The Fiat 519 was a model of car produced by Italian automotive company, Fiat between 1922 and 1927.

2,411 were produced in total. Approximately 25 are known worldwide, of which one is a genuine 519S and three others are shortened 519s. Three have the pointed 519S radiator and the other two are flat.
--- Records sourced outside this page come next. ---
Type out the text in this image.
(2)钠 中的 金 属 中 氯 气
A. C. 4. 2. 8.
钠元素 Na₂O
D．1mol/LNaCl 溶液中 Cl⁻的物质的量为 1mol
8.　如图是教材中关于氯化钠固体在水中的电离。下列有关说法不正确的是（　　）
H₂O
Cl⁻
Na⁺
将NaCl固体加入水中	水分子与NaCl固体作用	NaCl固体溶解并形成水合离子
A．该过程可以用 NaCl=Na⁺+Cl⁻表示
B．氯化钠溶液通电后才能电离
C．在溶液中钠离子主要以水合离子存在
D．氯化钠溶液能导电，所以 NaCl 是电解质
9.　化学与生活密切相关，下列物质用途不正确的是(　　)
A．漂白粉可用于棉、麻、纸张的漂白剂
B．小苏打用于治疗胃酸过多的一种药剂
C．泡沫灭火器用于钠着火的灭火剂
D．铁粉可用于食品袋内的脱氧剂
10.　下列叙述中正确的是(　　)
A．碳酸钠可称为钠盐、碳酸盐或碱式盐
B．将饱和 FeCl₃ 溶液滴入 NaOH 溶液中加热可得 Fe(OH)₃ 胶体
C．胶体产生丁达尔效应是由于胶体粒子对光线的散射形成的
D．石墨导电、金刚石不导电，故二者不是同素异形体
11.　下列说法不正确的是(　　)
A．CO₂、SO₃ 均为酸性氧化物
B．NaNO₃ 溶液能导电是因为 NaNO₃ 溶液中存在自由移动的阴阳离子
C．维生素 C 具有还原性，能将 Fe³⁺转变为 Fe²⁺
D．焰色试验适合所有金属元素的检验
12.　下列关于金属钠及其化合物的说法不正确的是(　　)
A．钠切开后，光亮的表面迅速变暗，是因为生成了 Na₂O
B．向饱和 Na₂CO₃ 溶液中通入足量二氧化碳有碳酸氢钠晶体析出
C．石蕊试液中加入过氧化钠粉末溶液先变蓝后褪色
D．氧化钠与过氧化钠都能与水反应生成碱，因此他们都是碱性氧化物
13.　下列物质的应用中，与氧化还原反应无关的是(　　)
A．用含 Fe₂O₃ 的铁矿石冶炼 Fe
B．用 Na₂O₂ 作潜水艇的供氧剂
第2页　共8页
There are nearly 1,600 nickel plated parts on a Fiat 519 chassis.

==Types==
- 519, 519A, 519B,519C &519S 4/5S Tourer 4 doors, 2+2 seats
  - 519A had taller radiator and detail changes to engine.-Larger water pump, Rocker oil feed to centre pedestal and rear"anti-rolling leaf" omitted giving conventional rear suspension.
  - 519B had entirely different front brake actuation (perrot)
  - 519C (colonial) had increased Ground clearance. None are known, so may not have been produced although catalogued.
  - 519S Shorter (3300 mm) wheelbase and 1475 mm track.

==Specifications==
- Engine Type: Capacity Config Model Bore/Stroke CR
- Engine size: 4766 cc S6 OHV 85 140
- Cylinder: 12 valves total 2 valves per cylinder
- Power: (40 hp)
- Wheelbase: 3300 mm
- Track front: 1475 mm
- Rear 1475 mm
- Length: 4365 mm
- Length:wheelbase ratio 1.32
- Kerb weight 2350 kg

==Construction==
- Bore × stroke 85.00 mm × 140.00 mm
- Bore/Stroke ratio 0.61
- Displacement 4766 cc (290.839 cu in)
- Unitary capacity 794.33 cc/cylinder
- Aspiration Normal
- Compressor type N/A
- Intercooler None
- Max. output 78.1 PS (77.0 bhp) (57.4 kW)
- rpm 2600 rpm
- Specific output 16.2 bhp/litre 0.26 bhp/cu
- Top speed 127 km/h (79 mph)
- Power-to-weight 32.77 bhp/ton

==Collections==
There is a Fiat 519 in the collections of the Museo Nazionale dell'Automobile in Turin.